You Can Continue to Care for Your Family

Many addicts have families that rely on them. You may not have people to help care for your family while you are in inpatient rehab.

Outpatient rehab allows people to continue living at home and care for their family while working towards their sobriety. Outpatient treatment gives parents and caregivers the tools they need to recover without completely removing them from their caregiving role.

Outpatient Care Is More Affordable

Because you will be living at home, cooking your own meals, and sleeping in your own bed, you will save a lot of money by going into outpatient care compared to inpatient care.

If you have avoided rehab programs due to the cost of treatment, it’s time to stop making excuses. Outpatient care allows people to get much of the same care as they would in inpatient programs, at a more affordable price.

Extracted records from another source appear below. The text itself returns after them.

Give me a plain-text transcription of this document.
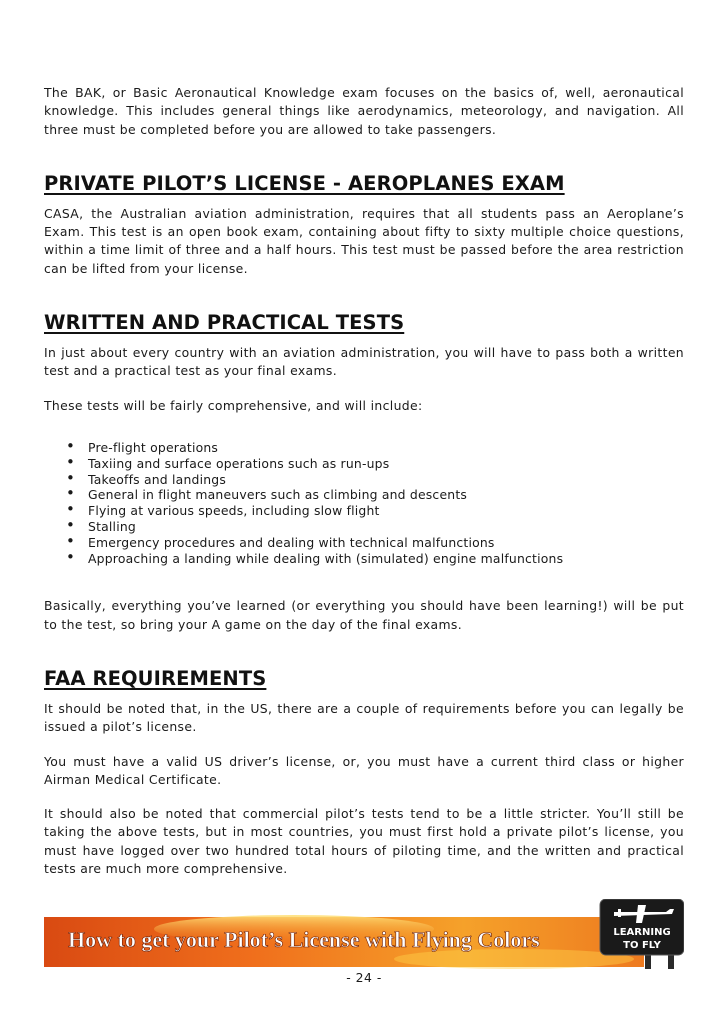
The BAK, or Basic Aeronautical Knowledge exam focuses on the basics of, well, aeronautical knowledge. This includes general things like aerodynamics, meteorology, and navigation. All three must be completed before you are allowed to take passengers.

PRIVATE PILOT’S LICENSE - AEROPLANES EXAM

CASA, the Australian aviation administration, requires that all students pass an Aeroplane’s Exam. This test is an open book exam, containing about fifty to sixty multiple choice questions, within a time limit of three and a half hours. This test must be passed before the area restriction can be lifted from your license.

WRITTEN AND PRACTICAL TESTS

In just about every country with an aviation administration, you will have to pass both a written test and a practical test as your final exams.

These tests will be fairly comprehensive, and will include:

• Pre-flight operations
• Taxiing and surface operations such as run-ups
• Takeoffs and landings
• General in flight maneuvers such as climbing and descents
• Flying at various speeds, including slow flight
• Stalling
• Emergency procedures and dealing with technical malfunctions
• Approaching a landing while dealing with (simulated) engine malfunctions

Basically, everything you’ve learned (or everything you should have been learning!) will be put to the test, so bring your A game on the day of the final exams.

FAA REQUIREMENTS

It should be noted that, in the US, there are a couple of requirements before you can legally be issued a pilot’s license.

You must have a valid US driver’s license, or, you must have a current third class or higher Airman Medical Certificate.

It should also be noted that commercial pilot’s tests tend to be a little stricter. You’ll still be taking the above tests, but in most countries, you must first hold a private pilot’s license, you must have logged over two hundred total hours of piloting time, and the written and practical tests are much more comprehensive.

How to get your Pilot’s License with Flying Colors	LEARNING
TO FLY
- 24 -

Treatment Is More Flexible

With outpatient treatment, there is more flexibility when it comes to the type of treatment you’ll receive, what types of therapy you’ll be involved in, and how often you’ll be involved.

For example, if you have been sober for several months, you might not need the same intensity of treatment as someone who is one day sober. You can tailor the treatment to meet your individual needs.

Choosing Between Inpatient vs. Outpatient Rehab

You may be faced with a decision between an inpatient vs. outpatient rehab program, but know that you’re already one step closer to sobriety.